As beautiful as the Middle East is, it's hard to ignore the turmoil and near-constant conflict that hangs over the region. Israel - a country that can polarize - had many sobering reminders of the bullets shot and lives lost over this contentious property. As a photographer, it is important that I capture these uglier reminders of our world; my camera is an opportunity to show people the most beautiful parts of our planet and remind them of our less proud moments.
These two photographs capture what I believe is the essence of conflict in the Levant region. The first is part of a building just miles from Gaza. The holes in the side of the building are bullet holes - reminders of previous conflicts between Hamas and the Israeli military. If you look closely, you can also see Hebrew and Arabic writing on the building's facade.
The second image was taken in the north of Israel, in the Golan Heights, and is part of a UN Disengagement Observer Force post looking into Syria. In the background of the image is Syria - I could hear artillery and gunfire in the distance. These UN observers are stationed on this hilltop as a neutral force to monitor that Israeli and Syrian military forces respect a 1973 agreement to establish a buffer zone between Israel and Syria.

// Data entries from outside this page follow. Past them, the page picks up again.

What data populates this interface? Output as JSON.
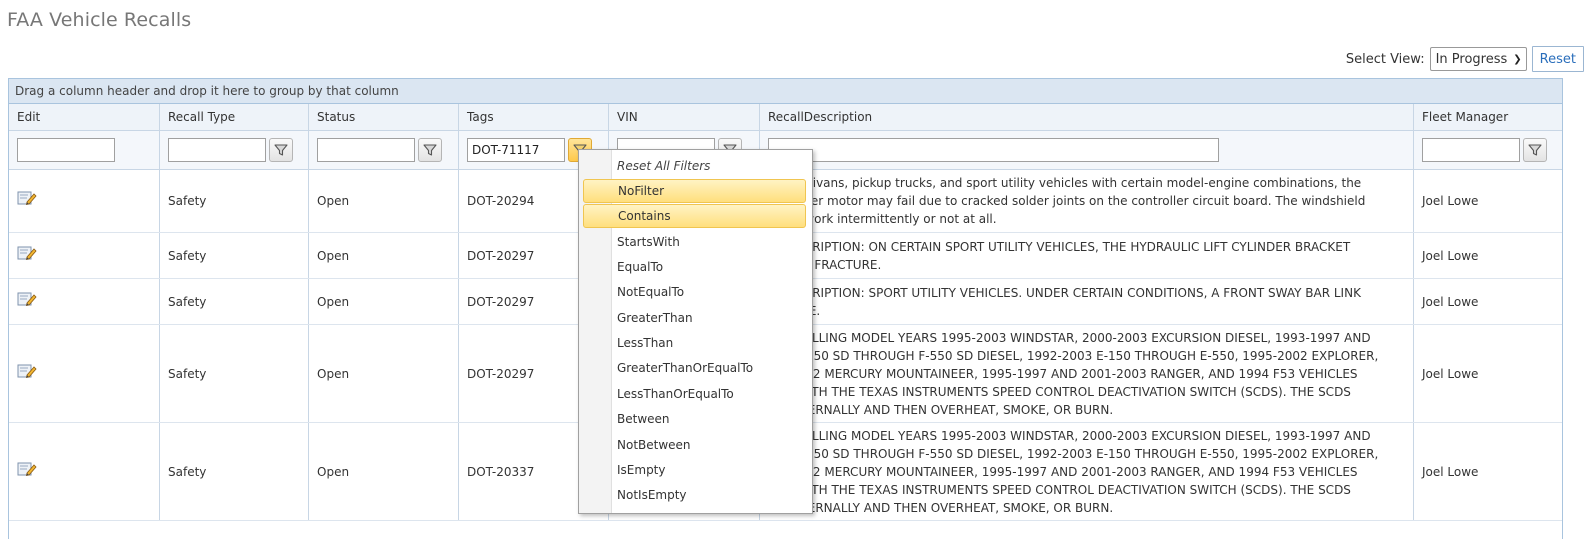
{
  "page": {
    "title": "FAA Vehicle Recalls"
  },
  "view": {
    "label": "Select View:",
    "selected": "In Progress",
    "reset_label": "Reset"
  },
  "grid": {
    "group_hint": "Drag a column header and drop it here to group by that column",
    "columns": [
      "Edit",
      "Recall Type",
      "Status",
      "Tags",
      "VIN",
      "RecallDescription",
      "Fleet Manager"
    ],
    "filters": {
      "tags_value": "DOT-71117"
    },
    "rows": [
      {
        "type": "Safety",
        "status": "Open",
        "tags": "DOT-20294",
        "description": "ain minivans, pickup trucks, and sport utility vehicles with certain model-engine combinations, the\neld wiper motor may fail due to cracked solder joints on the controller circuit board. The windshield\ncould work intermittently or not at all.",
        "fleet": "Joel Lowe"
      },
      {
        "type": "Safety",
        "status": "Open",
        "tags": "DOT-20297",
        "description": "E DESCRIPTION: ON CERTAIN SPORT UTILITY VEHICLES, THE HYDRAULIC LIFT CYLINDER BRACKET\nCOULD FRACTURE.",
        "fleet": "Joel Lowe"
      },
      {
        "type": "Safety",
        "status": "Open",
        "tags": "DOT-20297",
        "description": "E DESCRIPTION: SPORT UTILITY VEHICLES. UNDER CERTAIN CONDITIONS, A FRONT SWAY BAR LINK\nACTURE.",
        "fleet": "Joel Lowe"
      },
      {
        "type": "Safety",
        "status": "Open",
        "tags": "DOT-20297",
        "description": "S RECALLING MODEL YEARS 1995-2003 WINDSTAR, 2000-2003 EXCURSION DIESEL, 1993-1997 AND\n003 F-250 SD THROUGH F-550 SD DIESEL, 1992-2003 E-150 THROUGH E-550, 1995-2002 EXPLORER,\nND 2002 MERCURY MOUNTAINEER, 1995-1997 AND 2001-2003 RANGER, AND 1994 F53 VEHICLES\nPED WITH THE TEXAS INSTRUMENTS SPEED CONTROL DEACTIVATION SWITCH (SCDS). THE SCDS\nAK INTERNALLY AND THEN OVERHEAT, SMOKE, OR BURN.",
        "fleet": "Joel Lowe"
      },
      {
        "type": "Safety",
        "status": "Open",
        "tags": "DOT-20337",
        "description": "S RECALLING MODEL YEARS 1995-2003 WINDSTAR, 2000-2003 EXCURSION DIESEL, 1993-1997 AND\n003 F-250 SD THROUGH F-550 SD DIESEL, 1992-2003 E-150 THROUGH E-550, 1995-2002 EXPLORER,\nND 2002 MERCURY MOUNTAINEER, 1995-1997 AND 2001-2003 RANGER, AND 1994 F53 VEHICLES\nPED WITH THE TEXAS INSTRUMENTS SPEED CONTROL DEACTIVATION SWITCH (SCDS). THE SCDS\nAK INTERNALLY AND THEN OVERHEAT, SMOKE, OR BURN.",
        "fleet": "Joel Lowe"
      }
    ]
  },
  "filter_menu": {
    "reset_label": "Reset All Filters",
    "options": [
      "NoFilter",
      "Contains",
      "StartsWith",
      "EqualTo",
      "NotEqualTo",
      "GreaterThan",
      "LessThan",
      "GreaterThanOrEqualTo",
      "LessThanOrEqualTo",
      "Between",
      "NotBetween",
      "IsEmpty",
      "NotIsEmpty"
    ],
    "highlighted": [
      "NoFilter",
      "Contains"
    ]
  },
  "icons": {
    "edit": "edit-pencil-icon",
    "filter": "funnel-filter-icon",
    "dropdown": "chevron-down-icon"
  },
  "colors": {
    "header_bg": "#dbe6f2",
    "border": "#a9c4de",
    "highlight": "#ffdf7d",
    "link": "#2a6ebb"
  }
}
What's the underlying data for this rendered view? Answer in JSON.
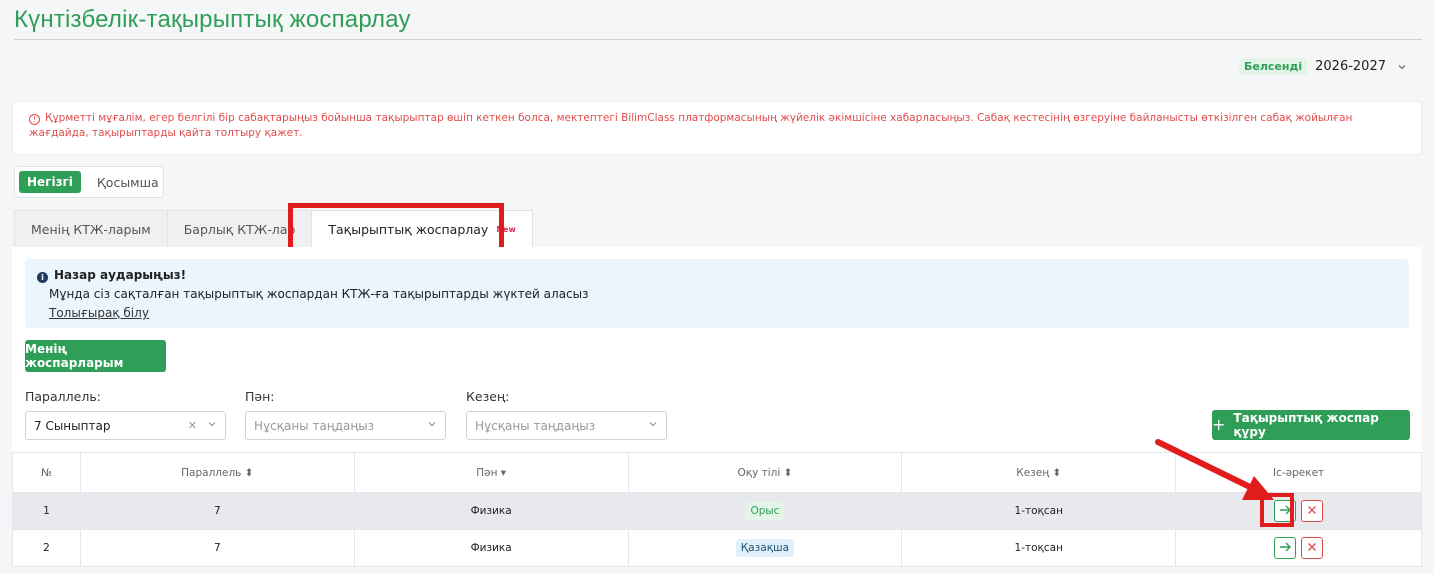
{
  "page": {
    "title": "Күнтізбелік-тақырыптық жоспарлау"
  },
  "year": {
    "status": "Белсенді",
    "value": "2026-2027"
  },
  "warning": {
    "text": "Құрметті мұғалім, егер белгілі бір сабақтарыңыз бойынша тақырыптар өшіп кеткен болса, мектептегі BilimClass платформасының жүйелік әкімшісіне хабарласыңыз. Сабақ кестесінің өзгеруіне байланысты өткізілген сабақ жойылған жағдайда, тақырыптарды қайта толтыру қажет."
  },
  "segments": {
    "main": "Негізгі",
    "extra": "Қосымша"
  },
  "tabs": [
    {
      "label": "Менің КТЖ-ларым"
    },
    {
      "label": "Барлық КТЖ-лар"
    },
    {
      "label": "Тақырыптық жоспарлау",
      "badge": "New"
    }
  ],
  "notice": {
    "title": "Назар аударыңыз!",
    "body": "Мұнда сіз сақталған тақырыптық жоспардан КТЖ-ға тақырыптарды жүктей аласыз",
    "link": "Толығырақ білу"
  },
  "buttons": {
    "my_plans": "Менің жоспарларым",
    "create_plan": "Тақырыптық жоспар құру"
  },
  "filters": {
    "parallel": {
      "label": "Параллель:",
      "value": "7 Сыныптар"
    },
    "subject": {
      "label": "Пән:",
      "placeholder": "Нұсқаны таңдаңыз"
    },
    "period": {
      "label": "Кезең:",
      "placeholder": "Нұсқаны таңдаңыз"
    }
  },
  "table": {
    "headers": [
      "№",
      "Параллель ⬍",
      "Пән ▾",
      "Оқу тілі ⬍",
      "Кезең ⬍",
      "Іс-әрекет"
    ],
    "rows": [
      {
        "num": "1",
        "parallel": "7",
        "subject": "Физика",
        "lang": "Орыс",
        "period": "1-тоқсан"
      },
      {
        "num": "2",
        "parallel": "7",
        "subject": "Физика",
        "lang": "Қазақша",
        "period": "1-тоқсан"
      }
    ]
  },
  "colors": {
    "accent": "#2f9e57",
    "danger": "#e24b4b",
    "highlight": "#e11c1c"
  },
  "icons": [
    "chevron-down-icon",
    "warning-circle-icon",
    "info-icon",
    "clear-icon",
    "plus-icon",
    "arrow-right-icon",
    "close-icon"
  ]
}
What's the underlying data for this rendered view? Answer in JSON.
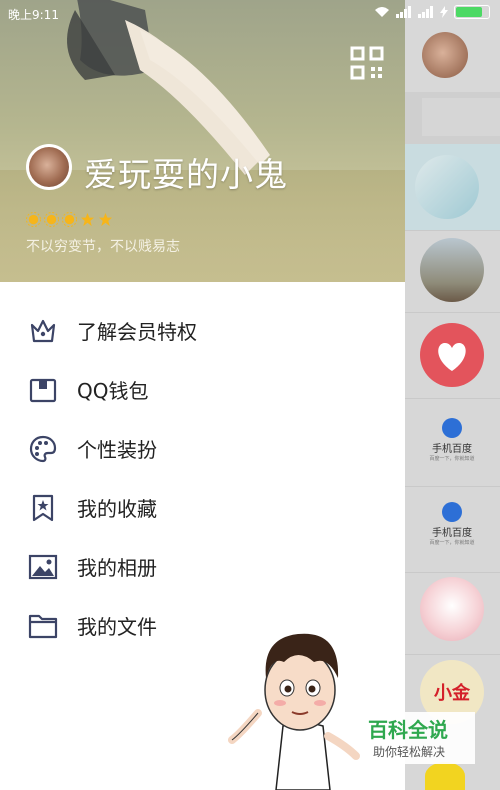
{
  "status_bar": {
    "time": "晚上9:11",
    "battery_color": "#4cd964"
  },
  "profile": {
    "nickname": "爱玩耍的小鬼",
    "signature": "不以穷变节，不以贱易志",
    "level_stars": 5,
    "qr_icon": "qr-code-icon"
  },
  "menu": {
    "items": [
      {
        "label": "了解会员特权",
        "icon": "crown-icon"
      },
      {
        "label": "QQ钱包",
        "icon": "wallet-icon"
      },
      {
        "label": "个性装扮",
        "icon": "palette-icon"
      },
      {
        "label": "我的收藏",
        "icon": "bookmark-star-icon"
      },
      {
        "label": "我的相册",
        "icon": "photo-icon"
      },
      {
        "label": "我的文件",
        "icon": "folder-icon"
      }
    ],
    "icon_color": "#3c4466"
  },
  "right_pane": {
    "baidu_title": "手机百度",
    "baidu_subtitle": "百度一下，你就知道",
    "heart_color": "#e3545c",
    "sticker_text": "小金"
  },
  "watermark": {
    "title": "百科全说",
    "subtitle": "助你轻松解决"
  }
}
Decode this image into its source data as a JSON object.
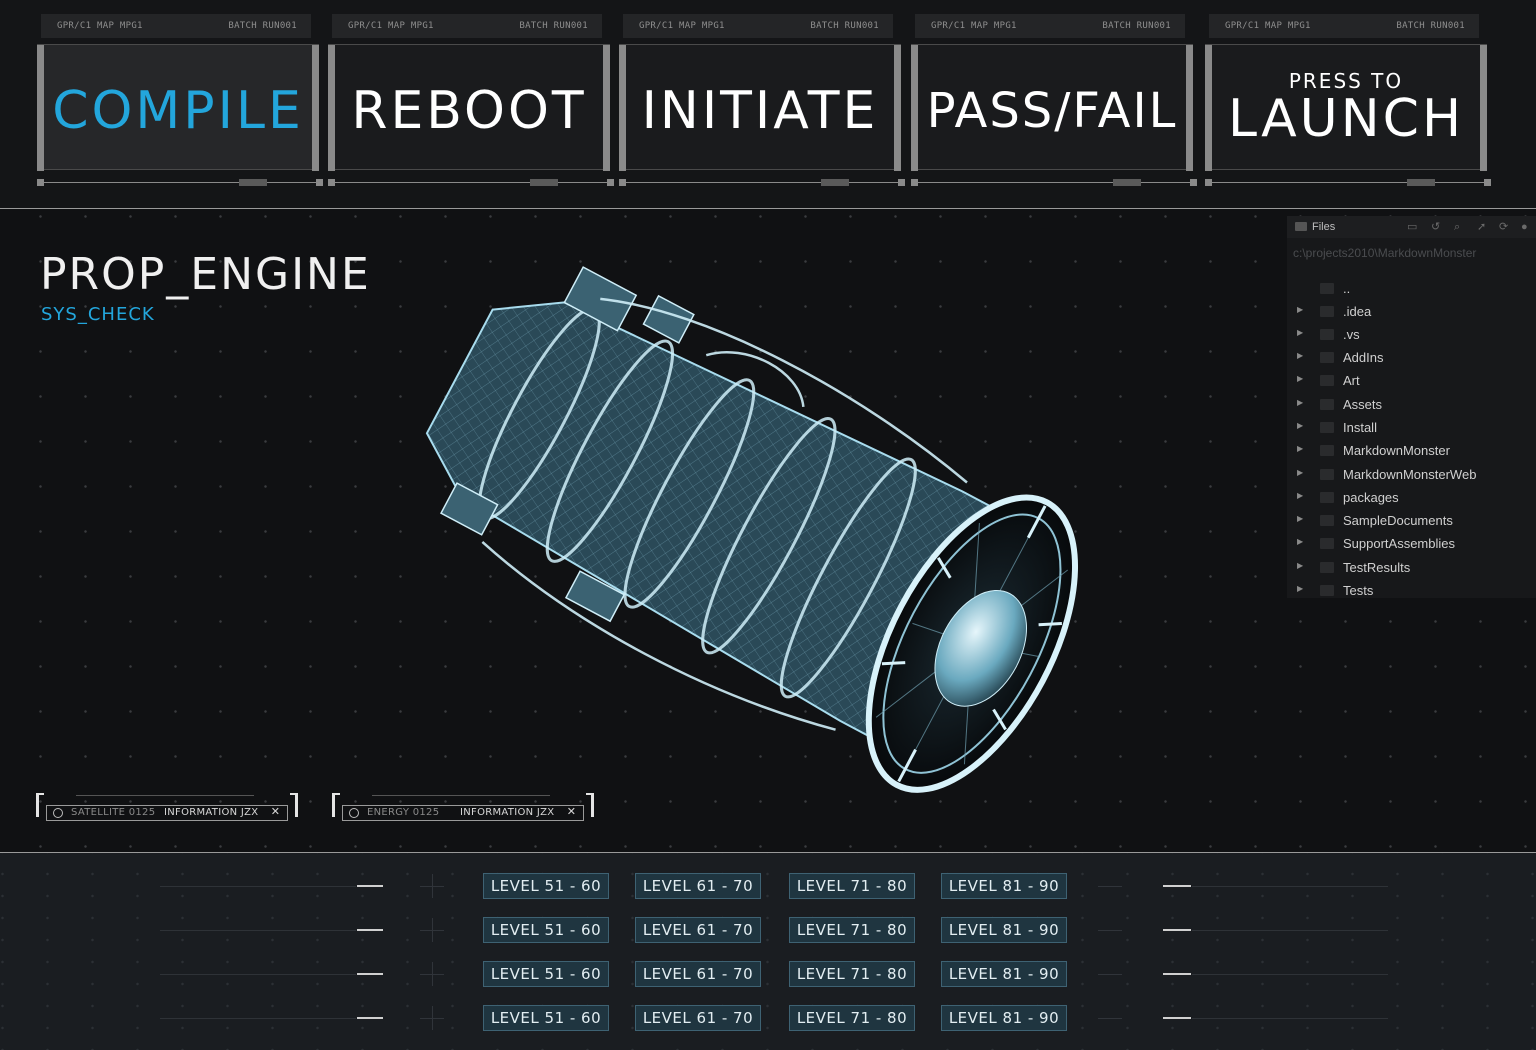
{
  "commands": [
    {
      "meta_left": "GPR/C1 MAP MPG1",
      "meta_right": "BATCH RUN001",
      "label": "COMPILE"
    },
    {
      "meta_left": "GPR/C1 MAP MPG1",
      "meta_right": "BATCH RUN001",
      "label": "REBOOT"
    },
    {
      "meta_left": "GPR/C1 MAP MPG1",
      "meta_right": "BATCH RUN001",
      "label": "INITIATE"
    },
    {
      "meta_left": "GPR/C1 MAP MPG1",
      "meta_right": "BATCH RUN001",
      "label": "PASS/FAIL"
    },
    {
      "meta_left": "GPR/C1 MAP MPG1",
      "meta_right": "BATCH RUN001",
      "label_small": "PRESS TO",
      "label": "LAUNCH"
    }
  ],
  "viewport": {
    "title": "PROP_ENGINE",
    "subtitle": "SYS_CHECK"
  },
  "files_panel": {
    "title": "Files",
    "path": "c:\\projects2010\\MarkdownMonster",
    "items": [
      {
        "name": ".."
      },
      {
        "name": ".idea"
      },
      {
        "name": ".vs"
      },
      {
        "name": "AddIns"
      },
      {
        "name": "Art"
      },
      {
        "name": "Assets"
      },
      {
        "name": "Install"
      },
      {
        "name": "MarkdownMonster"
      },
      {
        "name": "MarkdownMonsterWeb"
      },
      {
        "name": "packages"
      },
      {
        "name": "SampleDocuments"
      },
      {
        "name": "SupportAssemblies"
      },
      {
        "name": "TestResults"
      },
      {
        "name": "Tests"
      }
    ]
  },
  "info_chips": [
    {
      "key": "SATELLITE 0125",
      "value": "INFORMATION JZX"
    },
    {
      "key": "ENERGY 0125",
      "value": "INFORMATION JZX"
    }
  ],
  "levels": [
    [
      "LEVEL 51 - 60",
      "LEVEL 61 - 70",
      "LEVEL 71 - 80",
      "LEVEL 81 - 90"
    ],
    [
      "LEVEL 51 - 60",
      "LEVEL 61 - 70",
      "LEVEL 71 - 80",
      "LEVEL 81 - 90"
    ],
    [
      "LEVEL 51 - 60",
      "LEVEL 61 - 70",
      "LEVEL 71 - 80",
      "LEVEL 81 - 90"
    ],
    [
      "LEVEL 51 - 60",
      "LEVEL 61 - 70",
      "LEVEL 71 - 80",
      "LEVEL 81 - 90"
    ]
  ],
  "colors": {
    "accent": "#23a6dc",
    "background": "#141517",
    "level_button": "#1f3540"
  }
}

I am very fortunate; there are no bullet holes on the buildings around my home and there are no UN observers in my backyard. The local reminders of war and conflict date to the 1940s or cold war - they are not reminders of a current and ongoing fight. Seeing (and hearing) the ever-present evidence of Middle East conflict was extremely sobering, and I believe it's just as important to capture as the beautiful sights.
Shot with the Leica Camera SL and 24-90mm SL Lens.